- Monitor your credit: It’s difficult to improve your credit score if you don’t know what it is to begin with. There are many sites that offer a free credit report yearly and other sites provide you with your score from each of the three bureaus as well as daily credit monitoring so you are notified about any changes in your score as well. Some sites even let you know how your score might improve if specific actions are taken.
- Correct any errors: After looking over your credit score, you may find an error. Some errors may be simple office mistakes and others may be something more serious such as identity fraud. In fact, in 2012 alone, 52 million Americans had errors on their credit report according to the FTC. If an error is found, contact the credit bureau that the error was found in.

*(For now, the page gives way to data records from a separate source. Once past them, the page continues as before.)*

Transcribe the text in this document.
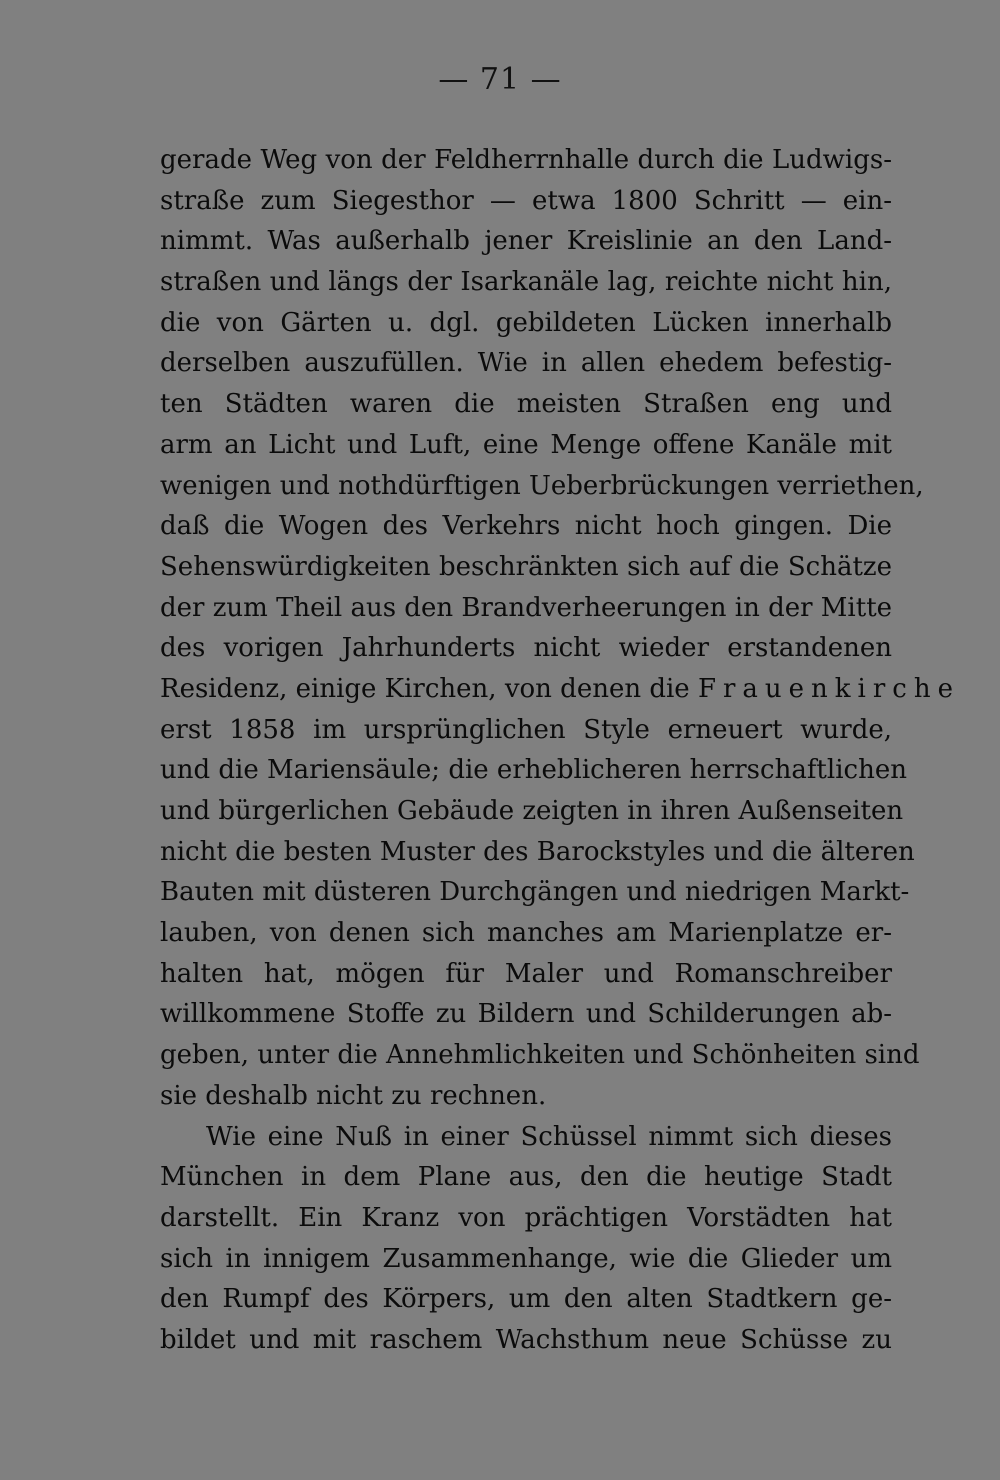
— 71 —
gerade Weg von der Feldherrnhalle durch die Ludwigs-
straße zum Siegesthor — etwa 1800 Schritt — ein-
nimmt. Was außerhalb jener Kreislinie an den Land-
straßen und längs der Isarkanäle lag, reichte nicht hin,
die von Gärten u. dgl. gebildeten Lücken innerhalb
derselben auszufüllen. Wie in allen ehedem befestig-
ten Städten waren die meisten Straßen eng und
arm an Licht und Luft, eine Menge offene Kanäle mit
wenigen und nothdürftigen Ueberbrückungen verriethen,
daß die Wogen des Verkehrs nicht hoch gingen. Die
Sehenswürdigkeiten beschränkten sich auf die Schätze
der zum Theil aus den Brandverheerungen in der Mitte
des vorigen Jahrhunderts nicht wieder erstandenen
Residenz, einige Kirchen, von denen die Frauenkirche
erst 1858 im ursprünglichen Style erneuert wurde,
und die Mariensäule; die erheblicheren herrschaftlichen
und bürgerlichen Gebäude zeigten in ihren Außenseiten
nicht die besten Muster des Barockstyles und die älteren
Bauten mit düsteren Durchgängen und niedrigen Markt-
lauben, von denen sich manches am Marienplatze er-
halten hat, mögen für Maler und Romanschreiber
willkommene Stoffe zu Bildern und Schilderungen ab-
geben, unter die Annehmlichkeiten und Schönheiten sind
sie deshalb nicht zu rechnen.
Wie eine Nuß in einer Schüssel nimmt sich dieses
München in dem Plane aus, den die heutige Stadt
darstellt. Ein Kranz von prächtigen Vorstädten hat
sich in innigem Zusammenhange, wie die Glieder um
den Rumpf des Körpers, um den alten Stadtkern ge-
bildet und mit raschem Wachsthum neue Schüsse zu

- Lower your credit utilization ratio: Aside from correcting any errors found and making payments on time, it’s also important to not use too much of the credit available to you. Having credit available to you is a good thing, however, using a high percentage of that available credit will be reflected negatively on your credit report. To help keep this ratio down, don’t close old credit accounts, even if you no longer use them. Make an effort to not max out credit accounts. If you don’t have very much credit available to you, try opening a new credit card with a low APR; many credit cards offer 0% APR for the first 12-18 months. If you don’t think you will be approved for a credit card, avoid applying for one since an inquiry into your credit history may slightly lower your score in the short term.
- Be aware of balances and payment due dates: Always know what your account balances are and when the payments are due. Making late payments definitely lowers your credit score and if you are delinquent on an account, try to start making at least the minimum payments as soon as possible. If you are paying off a credit card and paying a lot of interest at the same time, try transferring your balance to a card with 0% interest.